First responders have some of the most difficult jobs out there, but also the most important. Without those who are willing to rush into an emergency and bring people in immediate danger to safety, many more lives would be lost. I remember the many stories of brave souls during 9/11 who headed straight into the unstable debris of the recently collapsed towers to pull others from the wreckage. To be a first responder requires you be willing to constantly lay your own life on the line, without a second thought, in order to save someone else’s. Truth be told, they hardly get the recognition they deserve.

In its own way, though not quite so life-threatening, a response is a crucial element of creativity. A creative work can live or die based on the response it receives. I think of many great movies which flew under the radar and were only seen and appreciated by a few, relatively speaking. And then there are the movies which should have been great, had a huge following and much expectation but, opened to a largely negative response and poor numbers at the box office (why would someone put their office in a box anyways, seems odd to me).
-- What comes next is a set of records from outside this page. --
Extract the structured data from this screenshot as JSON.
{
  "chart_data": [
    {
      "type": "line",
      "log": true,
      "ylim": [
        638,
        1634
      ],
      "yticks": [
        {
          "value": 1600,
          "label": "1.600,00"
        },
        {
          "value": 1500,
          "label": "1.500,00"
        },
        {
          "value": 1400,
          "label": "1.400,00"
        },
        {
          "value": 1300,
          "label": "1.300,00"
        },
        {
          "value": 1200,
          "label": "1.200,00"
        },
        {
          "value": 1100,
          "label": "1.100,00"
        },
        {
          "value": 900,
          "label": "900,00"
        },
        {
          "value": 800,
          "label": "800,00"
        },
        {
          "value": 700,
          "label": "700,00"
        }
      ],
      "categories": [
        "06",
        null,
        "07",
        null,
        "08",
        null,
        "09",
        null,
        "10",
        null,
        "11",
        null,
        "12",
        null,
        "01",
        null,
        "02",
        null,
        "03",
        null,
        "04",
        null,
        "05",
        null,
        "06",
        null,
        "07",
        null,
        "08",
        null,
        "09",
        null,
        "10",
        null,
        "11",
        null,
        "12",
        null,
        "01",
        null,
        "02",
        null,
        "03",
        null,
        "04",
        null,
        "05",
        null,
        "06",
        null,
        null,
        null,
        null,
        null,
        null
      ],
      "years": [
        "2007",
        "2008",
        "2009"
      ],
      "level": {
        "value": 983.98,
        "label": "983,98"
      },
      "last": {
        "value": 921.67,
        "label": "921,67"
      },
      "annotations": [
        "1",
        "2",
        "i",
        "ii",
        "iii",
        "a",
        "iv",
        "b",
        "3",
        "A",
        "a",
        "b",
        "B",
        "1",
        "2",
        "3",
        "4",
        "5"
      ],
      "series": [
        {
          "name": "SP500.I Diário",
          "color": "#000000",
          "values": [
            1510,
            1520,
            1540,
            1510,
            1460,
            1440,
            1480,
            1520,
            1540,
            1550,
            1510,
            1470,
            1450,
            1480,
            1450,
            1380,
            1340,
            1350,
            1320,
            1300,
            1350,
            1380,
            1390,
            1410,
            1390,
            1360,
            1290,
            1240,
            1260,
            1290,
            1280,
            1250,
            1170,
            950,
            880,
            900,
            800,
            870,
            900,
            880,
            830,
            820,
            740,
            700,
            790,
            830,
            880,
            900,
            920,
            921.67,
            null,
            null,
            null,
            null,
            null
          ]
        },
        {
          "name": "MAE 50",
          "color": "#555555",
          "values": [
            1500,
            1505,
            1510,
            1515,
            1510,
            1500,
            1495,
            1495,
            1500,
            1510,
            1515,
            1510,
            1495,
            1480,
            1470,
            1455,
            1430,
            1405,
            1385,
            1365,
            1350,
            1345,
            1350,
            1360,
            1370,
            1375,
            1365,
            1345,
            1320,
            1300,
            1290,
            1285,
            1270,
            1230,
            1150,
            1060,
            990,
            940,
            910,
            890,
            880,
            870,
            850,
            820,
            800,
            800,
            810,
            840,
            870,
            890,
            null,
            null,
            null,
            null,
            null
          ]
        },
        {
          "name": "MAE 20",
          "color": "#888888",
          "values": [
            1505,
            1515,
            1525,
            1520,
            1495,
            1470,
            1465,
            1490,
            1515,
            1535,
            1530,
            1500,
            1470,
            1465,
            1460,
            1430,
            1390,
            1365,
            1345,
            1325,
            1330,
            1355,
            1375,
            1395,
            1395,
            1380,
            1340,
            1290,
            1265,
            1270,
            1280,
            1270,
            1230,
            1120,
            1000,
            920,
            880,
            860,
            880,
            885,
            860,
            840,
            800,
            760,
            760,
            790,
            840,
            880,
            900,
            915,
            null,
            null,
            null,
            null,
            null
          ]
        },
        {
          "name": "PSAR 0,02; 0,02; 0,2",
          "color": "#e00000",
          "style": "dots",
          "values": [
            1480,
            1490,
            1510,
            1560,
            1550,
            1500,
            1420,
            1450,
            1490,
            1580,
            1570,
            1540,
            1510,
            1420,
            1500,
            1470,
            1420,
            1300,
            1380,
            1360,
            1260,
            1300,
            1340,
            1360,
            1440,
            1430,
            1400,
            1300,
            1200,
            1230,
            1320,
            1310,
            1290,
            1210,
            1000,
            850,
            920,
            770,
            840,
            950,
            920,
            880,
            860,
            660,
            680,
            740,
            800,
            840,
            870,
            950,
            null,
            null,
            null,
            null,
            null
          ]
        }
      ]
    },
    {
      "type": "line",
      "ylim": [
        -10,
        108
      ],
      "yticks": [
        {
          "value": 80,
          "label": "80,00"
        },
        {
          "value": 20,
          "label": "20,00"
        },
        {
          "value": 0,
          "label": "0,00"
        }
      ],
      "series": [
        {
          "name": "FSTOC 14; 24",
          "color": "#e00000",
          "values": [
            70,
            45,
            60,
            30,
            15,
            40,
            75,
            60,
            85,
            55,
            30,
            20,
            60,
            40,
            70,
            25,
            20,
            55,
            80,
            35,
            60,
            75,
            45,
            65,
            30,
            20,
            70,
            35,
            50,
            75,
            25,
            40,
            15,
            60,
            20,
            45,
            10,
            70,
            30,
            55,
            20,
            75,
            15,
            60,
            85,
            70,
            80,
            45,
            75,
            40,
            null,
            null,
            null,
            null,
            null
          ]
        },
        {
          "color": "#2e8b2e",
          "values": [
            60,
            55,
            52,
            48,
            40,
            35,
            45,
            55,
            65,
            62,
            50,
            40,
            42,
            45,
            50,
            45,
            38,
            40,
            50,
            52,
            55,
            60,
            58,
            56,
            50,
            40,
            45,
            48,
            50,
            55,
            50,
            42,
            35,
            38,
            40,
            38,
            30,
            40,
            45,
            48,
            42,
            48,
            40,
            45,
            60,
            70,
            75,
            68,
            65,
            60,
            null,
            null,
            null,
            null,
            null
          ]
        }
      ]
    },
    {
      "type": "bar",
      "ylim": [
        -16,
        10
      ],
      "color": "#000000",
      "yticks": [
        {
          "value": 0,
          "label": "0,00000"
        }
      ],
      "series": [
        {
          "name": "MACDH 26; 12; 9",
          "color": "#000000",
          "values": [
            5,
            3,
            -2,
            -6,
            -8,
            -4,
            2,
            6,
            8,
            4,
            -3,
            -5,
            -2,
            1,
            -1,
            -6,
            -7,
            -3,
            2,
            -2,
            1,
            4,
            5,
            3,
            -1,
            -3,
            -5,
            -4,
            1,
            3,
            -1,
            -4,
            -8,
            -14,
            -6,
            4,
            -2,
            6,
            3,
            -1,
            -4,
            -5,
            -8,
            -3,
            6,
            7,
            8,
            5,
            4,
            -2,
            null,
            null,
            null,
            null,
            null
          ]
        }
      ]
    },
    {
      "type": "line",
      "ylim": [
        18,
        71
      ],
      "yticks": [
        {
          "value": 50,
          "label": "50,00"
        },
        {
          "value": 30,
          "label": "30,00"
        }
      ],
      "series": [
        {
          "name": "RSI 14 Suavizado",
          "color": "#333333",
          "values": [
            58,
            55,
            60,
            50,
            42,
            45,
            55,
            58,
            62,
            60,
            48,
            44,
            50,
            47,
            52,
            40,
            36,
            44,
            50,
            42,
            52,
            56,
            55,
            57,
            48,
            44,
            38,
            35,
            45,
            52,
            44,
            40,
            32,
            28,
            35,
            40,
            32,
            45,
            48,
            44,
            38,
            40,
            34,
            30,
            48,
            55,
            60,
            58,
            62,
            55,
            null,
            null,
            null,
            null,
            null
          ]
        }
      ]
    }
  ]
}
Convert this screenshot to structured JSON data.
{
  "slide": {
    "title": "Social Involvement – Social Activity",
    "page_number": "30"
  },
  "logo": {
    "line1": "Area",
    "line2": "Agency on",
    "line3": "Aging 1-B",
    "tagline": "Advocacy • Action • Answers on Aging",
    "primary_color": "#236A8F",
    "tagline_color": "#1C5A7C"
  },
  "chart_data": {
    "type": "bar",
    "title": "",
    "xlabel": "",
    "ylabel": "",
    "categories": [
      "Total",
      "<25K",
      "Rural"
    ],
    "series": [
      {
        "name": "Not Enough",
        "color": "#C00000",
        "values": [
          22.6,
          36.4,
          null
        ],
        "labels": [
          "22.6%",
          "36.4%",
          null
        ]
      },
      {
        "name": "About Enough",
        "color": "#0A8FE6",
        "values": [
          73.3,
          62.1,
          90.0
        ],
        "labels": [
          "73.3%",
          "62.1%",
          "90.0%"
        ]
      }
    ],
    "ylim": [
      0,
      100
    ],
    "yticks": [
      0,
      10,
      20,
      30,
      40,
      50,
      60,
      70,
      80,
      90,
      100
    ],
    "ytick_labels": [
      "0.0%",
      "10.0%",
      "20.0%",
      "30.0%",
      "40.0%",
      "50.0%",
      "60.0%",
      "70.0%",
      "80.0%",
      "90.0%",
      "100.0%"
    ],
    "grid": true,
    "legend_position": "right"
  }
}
All this to say creativity and response make for a two-sided coin:

Creativity demands a response, creativity is a response.

As creatives, we are both responders and in need of a response. Whether you realize it or not, your creative work is a response to something: an idea, a dream, a hardship, a unique experience, an insight, an outlook, etc. Whether internally or externally, what you produce is in reaction to something else—an effect from a cause.

On the flip side, we desire and require others to respond to our creative output. This is where things can get tricky as we often don’t get the response we’re hoping for. Many an author, even very successful ones, have received mountains of rejection letters before finding a willing publisher for their book. Many a great painter was unappreciated in their time. And, let’s be real here, my incredible, fantastic puns are often met with groans and the occasional rotten tomato. I dunno, perhaps I should stop performing to late-night, half-sober, back-ally crowds.

Anyone who has given their creative pursuit any serious effort knows the sting (and possibly stink) of rejection, whether from a negative response or the dreaded silence of no response at all. It hurts, deep deep down inside. It’s easy to feel we personally have been rejected, a pain not easy to recover from. Our work suddenly looks like a flaming wreck, with no survivors.

But, before we get too down in the dumps or drown in our tearful pool of self-pity, here’s the great thing I’ve learned: the more practice you get at critiquing and offering good advice to others, the better you become at accepting it yourself. As you reach out and respond, you’ll learn how to recognize bad advice, appreciate and follow the good advice and press on though times of little to no response, because, at the end of the day, you must learn to love taking part in the creative work itself whether or not the outcome is what you wanted.

I encourage you to be a first responder: both responsive to others and responsible for your own work, and you will, in time, receive the same kind of response you offer to others.